Make no mistake about it, it is possible to effect such a wholesale inversion and it is a protected free will choice. I will defend to the death the right of all women, everywhere, to abandon their homes (er "homes") and go out and numerically dominate every field, discipline, profession, human enterprise and institution in the world. I will defend to the death their right to eradicate cooking and all domestic enterprises as having anything to do with women and to institute whatever Stalinist subterfuges they deem likely or necessary for them to succeed in eradicating any trace of genuine maternal sensitivity and any and all genuine wifely attributes from all women in their vicinity, from their daughters and their granddaughters and their great grand-daughters in the name of ideological Marxist-feminist party purity. We're pretty much all of the way there already, anyway, so it's no big concession on my part.


What I can't do, and what women can't do and what our courts and legislatures and schools and universities and all the queen's horses and all the queen's men can't do


is to make that a good idea.


It can be imposed by cunning and shunning and vilification and implied threats and is being and has been imposed by exactly those Stalinist methods, but it can't be made workable and, most particularly, it can't be made workable in female frames of reference. If you want all of those things to happen you have to – and whether you admit it or not, you pretty much already have chosen to -- sacrifice happy lifelong marriages, genuine families and genuine homes on that altar and to that ideology. It's either/or. Happy marriages, genuine families and genuine homes work one way. Interchangeable genders, ostensible families and ersatz homes work another way.

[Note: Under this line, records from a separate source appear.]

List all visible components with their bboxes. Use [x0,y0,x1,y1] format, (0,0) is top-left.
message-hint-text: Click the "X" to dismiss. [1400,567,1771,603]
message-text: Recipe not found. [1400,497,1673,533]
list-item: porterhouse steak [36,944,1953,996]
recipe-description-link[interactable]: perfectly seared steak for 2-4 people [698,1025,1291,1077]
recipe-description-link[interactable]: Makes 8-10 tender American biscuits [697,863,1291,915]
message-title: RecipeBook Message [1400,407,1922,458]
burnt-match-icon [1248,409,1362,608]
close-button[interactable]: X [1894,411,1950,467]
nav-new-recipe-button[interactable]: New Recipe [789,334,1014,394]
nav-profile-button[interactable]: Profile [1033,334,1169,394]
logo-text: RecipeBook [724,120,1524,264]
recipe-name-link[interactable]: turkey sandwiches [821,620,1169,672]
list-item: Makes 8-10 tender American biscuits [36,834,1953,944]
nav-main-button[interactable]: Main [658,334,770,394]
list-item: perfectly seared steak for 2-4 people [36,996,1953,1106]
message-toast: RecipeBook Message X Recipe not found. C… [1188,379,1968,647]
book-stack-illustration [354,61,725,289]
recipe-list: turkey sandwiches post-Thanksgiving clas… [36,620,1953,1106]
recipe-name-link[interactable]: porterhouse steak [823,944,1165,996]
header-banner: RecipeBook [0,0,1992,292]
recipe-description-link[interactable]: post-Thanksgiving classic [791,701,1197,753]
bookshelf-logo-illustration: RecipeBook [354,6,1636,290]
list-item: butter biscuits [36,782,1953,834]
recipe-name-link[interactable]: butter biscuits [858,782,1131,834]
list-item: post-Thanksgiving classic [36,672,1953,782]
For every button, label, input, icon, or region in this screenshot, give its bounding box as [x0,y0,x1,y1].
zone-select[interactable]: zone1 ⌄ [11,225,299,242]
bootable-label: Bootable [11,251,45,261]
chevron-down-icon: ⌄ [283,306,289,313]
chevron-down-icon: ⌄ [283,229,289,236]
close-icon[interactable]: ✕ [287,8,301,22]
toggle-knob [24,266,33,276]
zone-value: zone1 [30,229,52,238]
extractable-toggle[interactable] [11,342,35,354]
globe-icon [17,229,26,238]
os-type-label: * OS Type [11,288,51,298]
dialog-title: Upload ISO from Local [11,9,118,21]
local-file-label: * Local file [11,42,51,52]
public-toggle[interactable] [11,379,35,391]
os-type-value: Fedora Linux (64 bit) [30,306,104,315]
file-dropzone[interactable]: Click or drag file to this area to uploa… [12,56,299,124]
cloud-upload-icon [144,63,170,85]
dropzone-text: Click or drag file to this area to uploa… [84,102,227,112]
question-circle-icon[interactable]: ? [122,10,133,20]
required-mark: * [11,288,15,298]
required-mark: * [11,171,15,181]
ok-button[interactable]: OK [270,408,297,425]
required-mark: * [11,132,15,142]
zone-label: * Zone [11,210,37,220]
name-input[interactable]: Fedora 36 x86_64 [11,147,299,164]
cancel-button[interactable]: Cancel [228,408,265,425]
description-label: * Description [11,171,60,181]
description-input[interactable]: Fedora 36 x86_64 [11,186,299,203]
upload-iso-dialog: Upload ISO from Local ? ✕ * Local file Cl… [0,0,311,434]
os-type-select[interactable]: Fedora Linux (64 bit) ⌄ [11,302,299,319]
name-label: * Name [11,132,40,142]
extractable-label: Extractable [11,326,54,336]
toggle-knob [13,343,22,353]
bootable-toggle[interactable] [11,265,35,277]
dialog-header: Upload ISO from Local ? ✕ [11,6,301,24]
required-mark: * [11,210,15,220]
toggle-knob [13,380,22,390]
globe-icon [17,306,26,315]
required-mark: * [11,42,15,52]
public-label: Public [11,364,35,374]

If you are one thing, you are not and can never be the other. If you are the other you are not and can never be the one thing. The one mode of thought and being seeks the eradication of the other mode of thought and being. I think the following item from The National Post makes the case eloquently:


"Choice of `Wise Mother' for Korean banknote angers women's groups" (Nov, 6)


Shin Saimdang, whose nickname is `Wise Mother' is known for raising Yi I, a famed 16th-century Confucian scholar and having a deft hand in painting. She will grace the new 50,000-won note when it debuts in early 2009, the Bank of Korea said. But women's groups say her selection bolsters the idea mothers should stay home and devote their lives to their children's education (sic). "Although women nowadays are highly capable and educated, the idea of `wise mother and good wife' holds them down," said Kwon Hee-jung, secretary general of the women's rights group, IF.


Either/or. Either Shin Saimdang is a good idea and women choose that to be the basis of womanhood in our – or, in this case, South Korean -- civilization (with a certain number of feministic exceptions) or Shin Saimdang is a bad idea and needs to be eradicated in the name of the greater Marxist-feminist good (with all women sharing Shin Saimdang's philosophy either capitulating to and adopting Marxist-feminism or being cowed into submission and silence through intimidation, shunning, vilification and implied threats). But, it's the woman collectively and individually who have to choose.


Okay. One Impossible Thing Down, Fourteen More to Go.